Air Quality HW

Author

Chibogwu Onyeabo

Load in the library

library(tidyverse)
── Attaching core tidyverse packages ──────────────────────── tidyverse 2.0.0 ──
✔ dplyr     1.1.4     ✔ readr     2.1.5
✔ forcats   1.0.0     ✔ stringr   1.5.1
✔ ggplot2   3.5.0     ✔ tibble    3.2.1
✔ lubridate 1.9.3     ✔ tidyr     1.3.1
✔ purrr     1.0.2     
── Conflicts ────────────────────────────────────────── tidyverse_conflicts() ──
✖ dplyr::filter() masks stats::filter()
✖ dplyr::lag()    masks stats::lag()
ℹ Use the conflicted package (<http://conflicted.r-lib.org/>) to force all conflicts to become errors

Load in the Data

data("airquality")

Oraganizing the Data

airquality$Month[airquality$Month == 5] <- "May"
airquality$Month[airquality$Month == 6] <- "June"
airquality$Month[airquality$Month == 7] <- "July"
airquality$Month[airquality$Month == 8] <- "August"
airquality$Month[airquality$Month == 9] <- "September"
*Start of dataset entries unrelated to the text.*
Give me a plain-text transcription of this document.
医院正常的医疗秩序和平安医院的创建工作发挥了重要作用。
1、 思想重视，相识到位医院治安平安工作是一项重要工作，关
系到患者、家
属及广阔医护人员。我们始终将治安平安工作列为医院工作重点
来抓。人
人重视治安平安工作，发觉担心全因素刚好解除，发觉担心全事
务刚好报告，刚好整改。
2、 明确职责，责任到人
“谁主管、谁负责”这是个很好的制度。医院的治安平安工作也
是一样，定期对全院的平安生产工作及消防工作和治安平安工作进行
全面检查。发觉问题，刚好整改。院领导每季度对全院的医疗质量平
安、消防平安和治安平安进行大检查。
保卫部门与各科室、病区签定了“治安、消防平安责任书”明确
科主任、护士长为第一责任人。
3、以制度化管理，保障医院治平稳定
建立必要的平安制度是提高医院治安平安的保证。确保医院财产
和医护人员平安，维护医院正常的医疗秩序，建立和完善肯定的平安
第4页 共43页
airquality$Month <- factor(airquality$Month,
                           levels=c("May", "June", "July", "August", "September"))
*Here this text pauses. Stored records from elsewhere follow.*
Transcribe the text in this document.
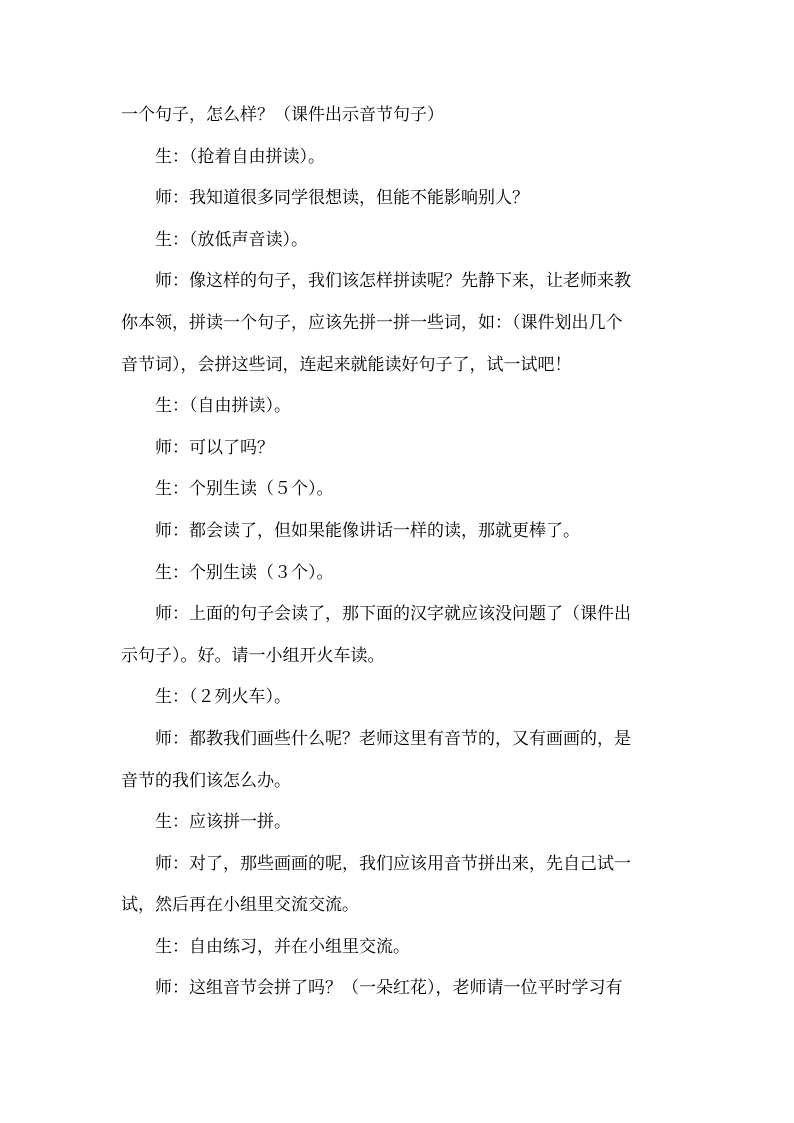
一个句子，怎么样？（课件出示音节句子）
生：（抢着自由拼读）。
师：我知道很多同学很想读，但能不能影响别人？
生：（放低声音读）。
师：像这样的句子，我们该怎样拼读呢？先静下来，让老师来教
你本领，拼读一个句子，应该先拼一拼一些词，如：（课件划出几个
音节词），会拼这些词，连起来就能读好句子了，试一试吧！
生：（自由拼读）。
师：可以了吗？
生：个别生读（５个）。
师：都会读了，但如果能像讲话一样的读，那就更棒了。
生：个别生读（３个）。
师：上面的句子会读了，那下面的汉字就应该没问题了（课件出
示句子）。好。请一小组开火车读。
生：（２列火车）。
师：都教我们画些什么呢？老师这里有音节的，又有画画的，是
音节的我们该怎么办。
生：应该拼一拼。
师：对了，那些画画的呢，我们应该用音节拼出来，先自己试一
试，然后再在小组里交流交流。
生：自由练习，并在小组里交流。
师：这组音节会拼了吗？（一朵红花），老师请一位平时学习有
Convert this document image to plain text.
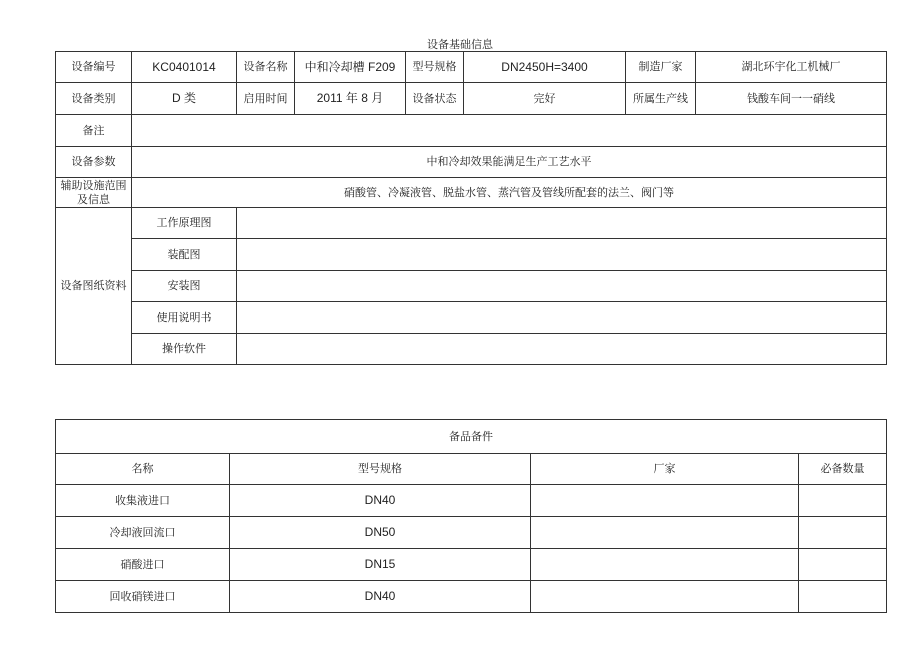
设备基础信息
设备编号	KC0401014	设备名称	中和冷却槽 F209	型号规格	DN2450H=3400	制造厂家	湖北环宇化工机械厂
设备类别	D 类	启用时间	2011 年 8 月	设备状态	完好	所属生产线	钱酸车间一一硝线
备注							
设备参数	中和冷却效果能满足生产工艺水平						
辅助设施范围及信息	硝酸管、冷凝液管、脱盐水管、蒸汽管及管线所配套的法兰、阀门等						
设备图纸资料	工作原理图						
	装配图						
	安装图						
	使用说明书						
	操作软件						
备品备件			
名称	型号规格	厂家	必备数量
收集液进口	DN40		
冷却液回流口	DN50		
硝酸进口	DN15		
回收硝镁进口	DN40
Plot 1: Monthly Temperatures by Month

p1 <- airquality |>
  ggplot(aes(x=Temp, fill=Month)) +
  geom_histogram(position="identity")+
  scale_fill_discrete(name = "Month", 
                      labels = c("May", "June","July", "August", "September")) +
  labs(x = "Monthly Temperatures from May - Sept", 
       y = "Frequency of Temps",
       title = "Histogram of Monthly Temperatures from May - Sept, 1973",
       caption = "New York State Department of Conservation and the National Weather Service")  #provide the data source
p1
`stat_bin()` using `bins = 30`. Pick better value with `binwidth`.
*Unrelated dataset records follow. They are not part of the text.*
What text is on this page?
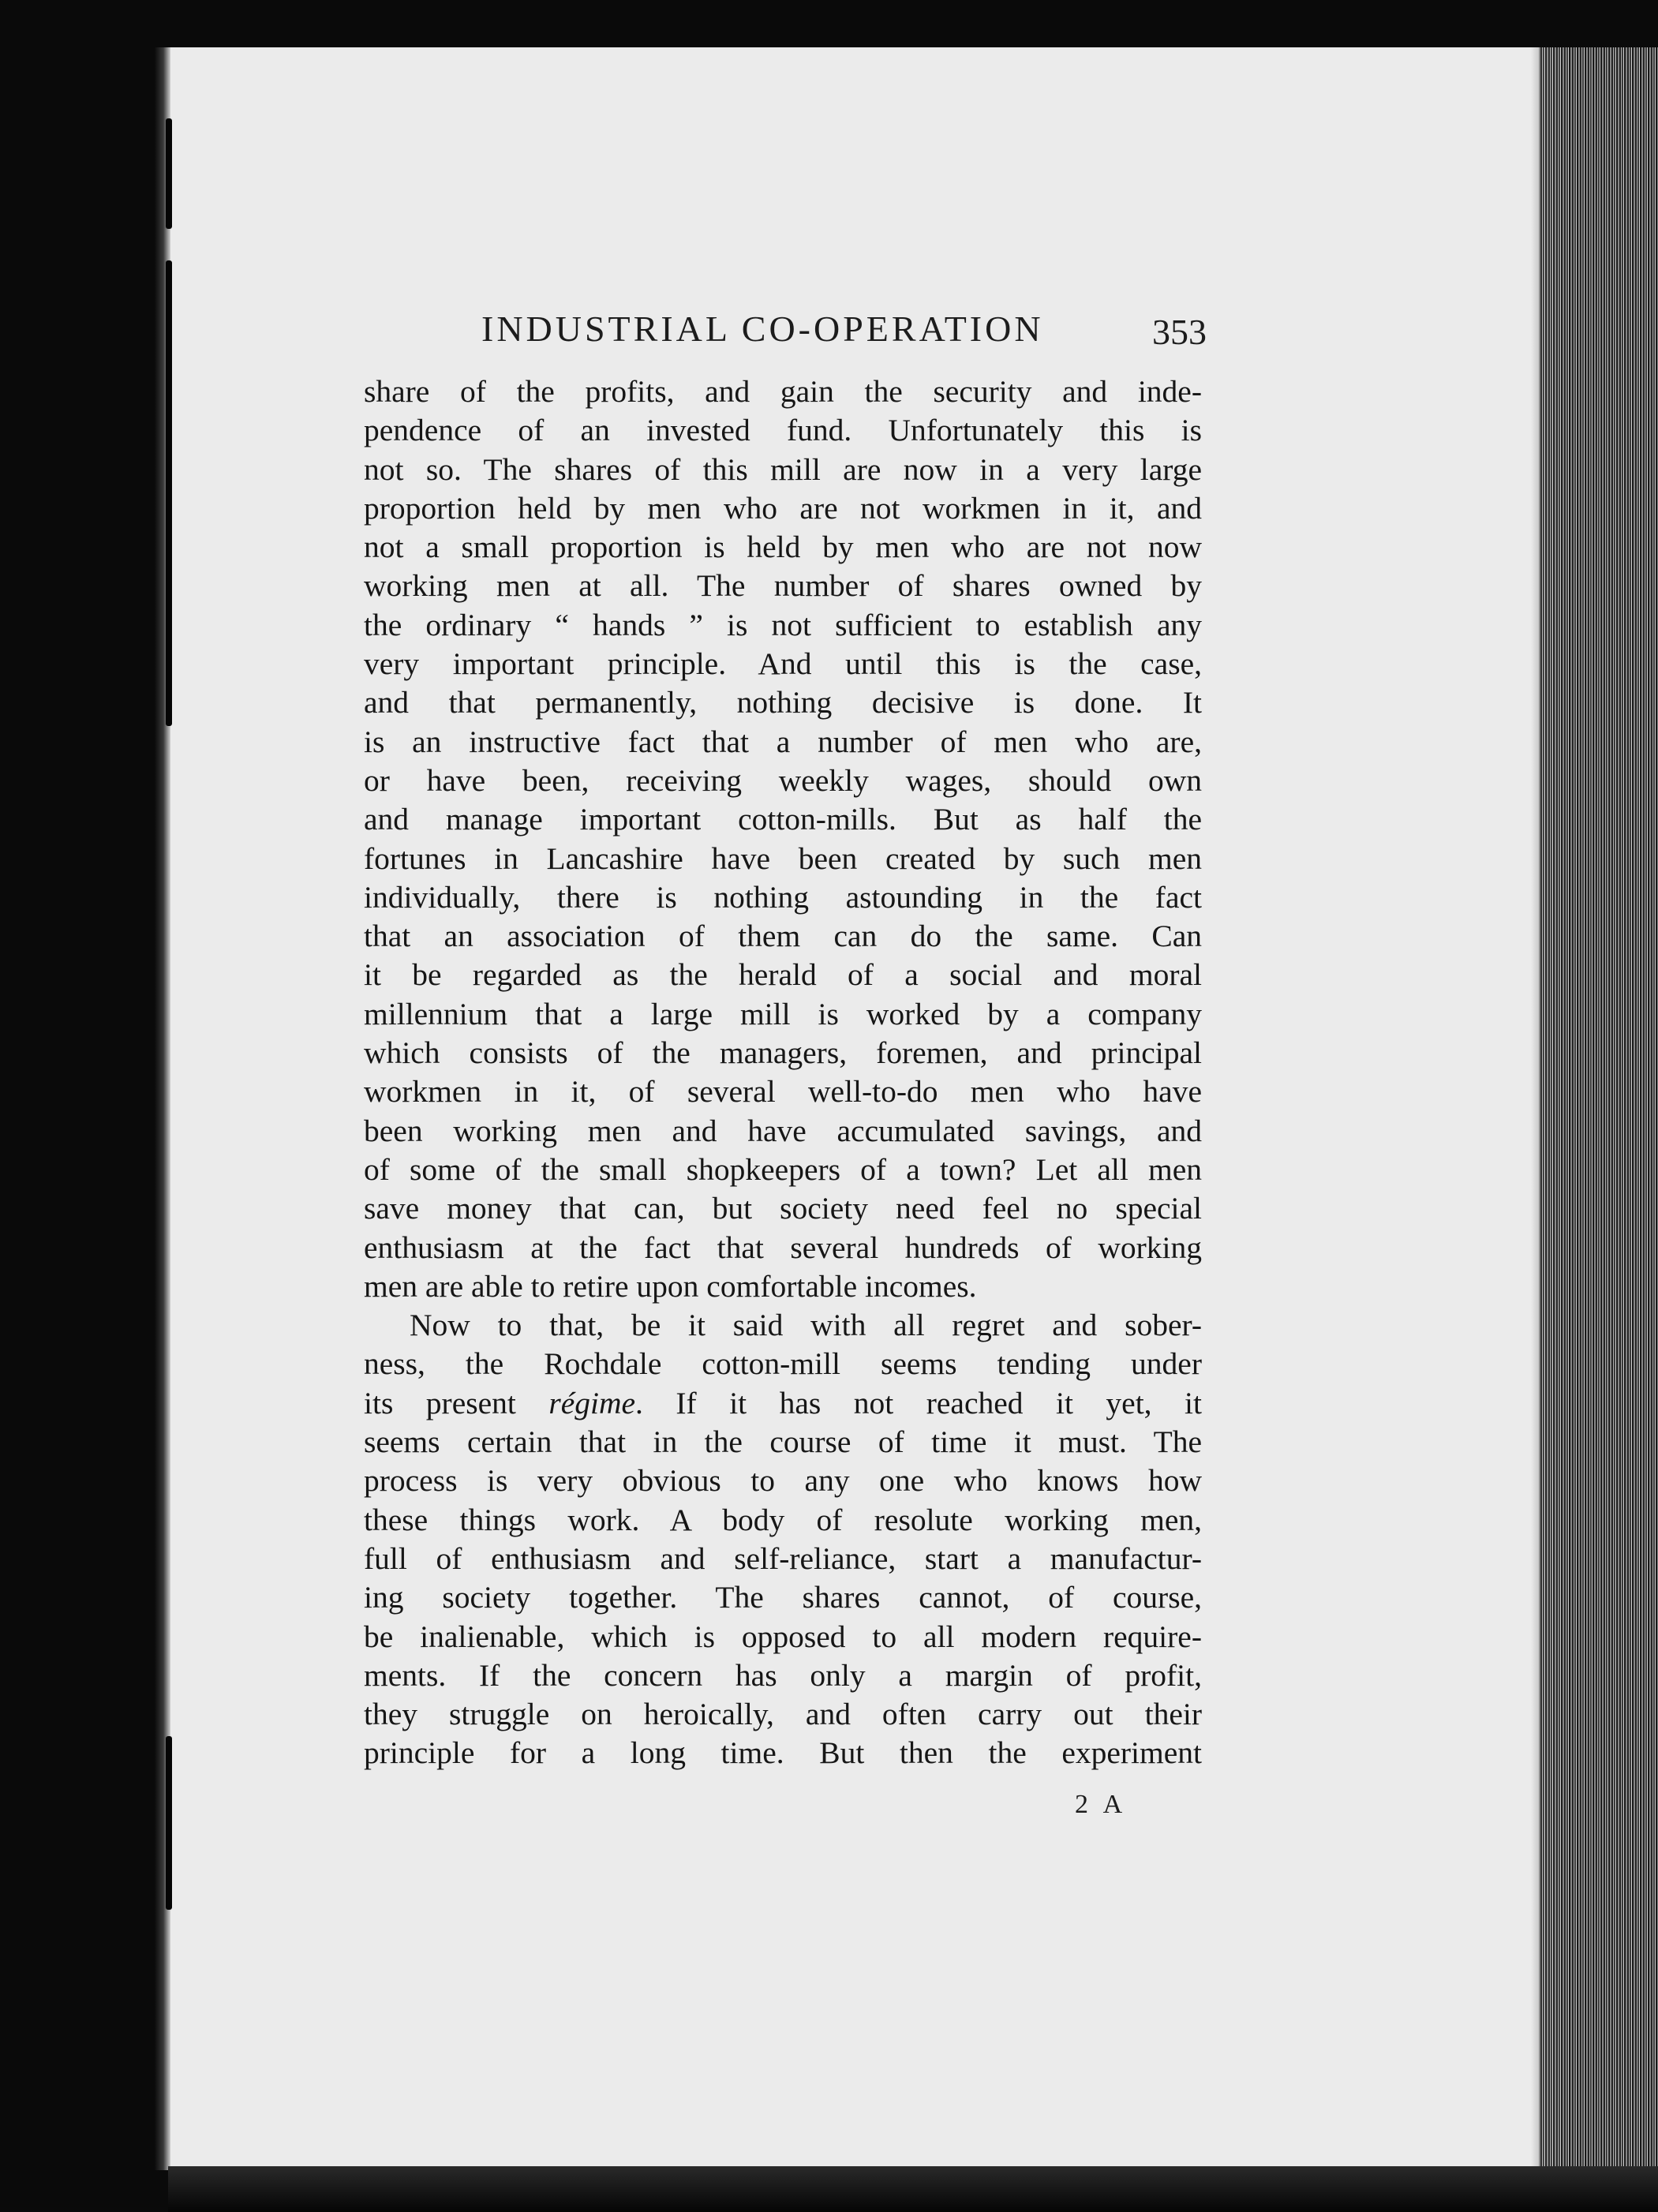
INDUSTRIAL CO-OPERATION	353
share of the profits, and gain the security and inde-
pendence of an invested fund. Unfortunately this is
not so. The shares of this mill are now in a very large
proportion held by men who are not workmen in it, and
not a small proportion is held by men who are not now
working men at all. The number of shares owned by
the ordinary “ hands ” is not sufficient to establish any
very important principle. And until this is the case,
and that permanently, nothing decisive is done. It
is an instructive fact that a number of men who are,
or have been, receiving weekly wages, should own
and manage important cotton-mills. But as half the
fortunes in Lancashire have been created by such men
individually, there is nothing astounding in the fact
that an association of them can do the same. Can
it be regarded as the herald of a social and moral
millennium that a large mill is worked by a company
which consists of the managers, foremen, and principal
workmen in it, of several well-to-do men who have
been working men and have accumulated savings, and
of some of the small shopkeepers of a town? Let all men
save money that can, but society need feel no special
enthusiasm at the fact that several hundreds of working
men are able to retire upon comfortable incomes.
Now to that, be it said with all regret and sober-
ness, the Rochdale cotton-mill seems tending under
its present régime. If it has not reached it yet, it
seems certain that in the course of time it must. The
process is very obvious to any one who knows how
these things work. A body of resolute working men,
full of enthusiasm and self-reliance, start a manufactur-
ing society together. The shares cannot, of course,
be inalienable, which is opposed to all modern require-
ments. If the concern has only a margin of profit,
they struggle on heroically, and often carry out their
principle for a long time. But then the experiment
2 A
Plot 2: Improved Histogram

p2 <- airquality |>
  ggplot(aes(x=Temp, fill=Month)) +
  geom_histogram(position="identity", alpha=0.5, binwidth = 5, color = "white")+
  scale_fill_discrete(name = "Month", labels = c("May", "June","July", "August", "September")) +
  labs(x = "Monthly Temperatures from May - Sept", 
       y = "Frequency of Temps",
       title = "Histogram of Monthly Temperatures from May - Sept, 1973",
       caption = "New York State Department of Conservation and the National Weather Service")
p2

Plot 3: Side by Side Boxplots

p3 <- airquality |>
  ggplot(aes(Month, Temp, fill = Month)) + 
  labs(x = "Months from May through September", y = "Temperatures", 
       title = "Side-by-Side Boxplot of Monthly Temperatures",
       caption = "New York State Department of Conservation and the National Weather Service") +
  geom_boxplot() +
  scale_fill_discrete(name = "Month", labels = c("May", "June","July", "August", "September"))
p3

Plot 4: Grayscale Boxplots

p4 <- airquality |>
  ggplot(aes(Month, Temp, fill = Month)) + 
  labs(x = "Monthly Temperatures", y = "Temperatures", 
       title = "Side-by-Side Boxplot of Monthly Temperatures",
       caption = "New York State Department of Conservation and the National Weather Service") +
  geom_boxplot()+
  scale_fill_grey(name = "Month", labels = c("May", "June","July", "August", "September"))
p4

Plot 5:

airquality |>
  ggplot(aes(x = Month, y = Ozone, fill = Month)) +
  labs(x = "Months, May to September 1973", y = "Ozone Level (ppb)",
       title= "Side by Side Boxplot of Monthly Ozone Levels",
       caption = "New York State Department of Conservation and the National Weather Service") +
  geom_boxplot()
Warning: Removed 37 rows containing non-finite outside the scale range
(`stat_boxplot()`).

Essay

I chose to demonstrate ozone levels by month using boxplots. With this visualization, I notice ozone levels were much higher on average in July and August than the other months. These months had a much wider range with maximum values at around 125 ppb. Meanwhile, excluding outliers, average ozone levels didn’t even reach 50 ppb in May, June, and September. This may be due to increased travel over the summer or other factors that require further research. Side-by-side boxplots provide a simple way to visualize ozone levels and its changes throughout the months.